Madam Speaker, I am quite concerned, having listened to the parliamentary secretary quite attentively, because his comments showed the lack of understanding of the government in intervening with the Obama administration.

Yesterday, the U.S. senate defeated the amendment that was brought forward by the Republicans 65 to 31. It was a landslide. The buy American provisions will be in the bill going through the senate. It is already in the bill that has gone through the House of Representatives.

The parliamentary secretary continued to refer to rules-based trading. Linda Diebel requested in the Toronto Star that the international trade minister actually read the trade pacts. She said, “He might discover the North American Free Trade Agreement...allows an exemption for procurement contracts to allow only American iron and steel, a provision contained in last week's $819 billion stimulus package”.

My question is very simple. Does the government and the parliamentary secretary understand that buy American is legal under NAFTA and legal under the WTO? Speaking to the Americans as if what they are doing is illegal, when it is very clearly legal, means we cannot communicate our message effectively. That is why we failed.

Opposition Motion--Canada-United States RelationsBusiness of SupplyGovernment Orders

1:25 p.m.

Conservative

Gerald Keddy Conservative South Shore—St. Margaret's, NS

Madam Speaker, I am not sure of the question. I am not sure if the member is supporting the procurement policies in the United States and saying those are a good thing, or if he is saying that we somehow should still be working against them. It is unclear because it is very clear with us.

There are many provisions of buy American that are legal within U.S. domestic law, but there are also all kinds of provisions that are not legal under NAFTA and not legal under the WTO. We have to somehow level the debate here in the chamber. Hon. members simply cannot get up in the House and mislead Canadians, and mislead the Chamber and be in error on this issue. This issue is far too important.

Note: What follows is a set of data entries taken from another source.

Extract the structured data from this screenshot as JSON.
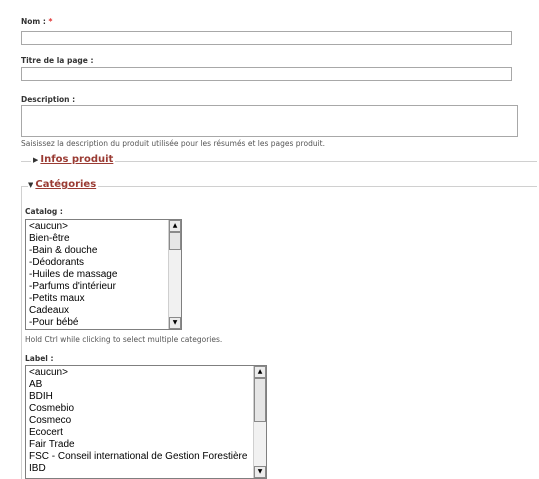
{
  "fields": {
    "nom": {
      "label": "Nom :",
      "required_mark": "*",
      "value": ""
    },
    "titre": {
      "label": "Titre de la page :",
      "value": ""
    },
    "description": {
      "label": "Description :",
      "value": "",
      "help": "Saisissez la description du produit utilisée pour les résumés et les pages produit."
    }
  },
  "sections": {
    "infos": {
      "label": "Infos produit",
      "expanded": false,
      "toggle_glyph": "▶"
    },
    "categories": {
      "label": "Catégories",
      "expanded": true,
      "toggle_glyph": "▼"
    }
  },
  "catalog": {
    "label": "Catalog :",
    "options": [
      "<aucun>",
      "Bien-être",
      "-Bain & douche",
      "-Déodorants",
      "-Huiles de massage",
      "-Parfums d'intérieur",
      "-Petits maux",
      "Cadeaux",
      "-Pour bébé"
    ],
    "help": "Hold Ctrl while clicking to select multiple categories."
  },
  "label_list": {
    "label": "Label :",
    "options": [
      "<aucun>",
      "AB",
      "BDIH",
      "Cosmebio",
      "Cosmeco",
      "Ecocert",
      "Fair Trade",
      "FSC - Conseil international de Gestion Forestière",
      "IBD"
    ]
  },
  "scroll_arrows": {
    "up": "▲",
    "down": "▼"
  },
  "colors": {
    "required": "#e03030",
    "legend_link": "#9a3b33",
    "border": "#a8a8a8"
  }
}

What we are talking about here is rules-based trading. We have always stood for rules-based trading and we will continue to stand for rules-based trading. It is a benefit to both Canada and the United States. The protectionist measures that are being talked about in the U.S. are extremely dangerous, not just to the U.S. but to the entire global economy.

Opposition Motion--Canada-United States RelationsBusiness of SupplyGovernment Orders

1:25 p.m.

Liberal

Scott Brison Liberal Kings—Hants, NS

Madam Speaker, it is clear that the intention of this motion is to ensure that we are sending a consistent message to the Americans, that the buy American protectionist approach, and protectionism in general, is bad for the U.S. economy, bad for the Canadian economy, and bad for the global economy.

I wonder if the hon. member is as concerned as I am with the message coming from the New Democrats today in support of the protectionist measures that we as Canadians stand to lose so much from. Does he agree with me that in fact the New Democrats today, in their message in support of the protectionist measures in the U.S., are actually imperiling Canadian jobs?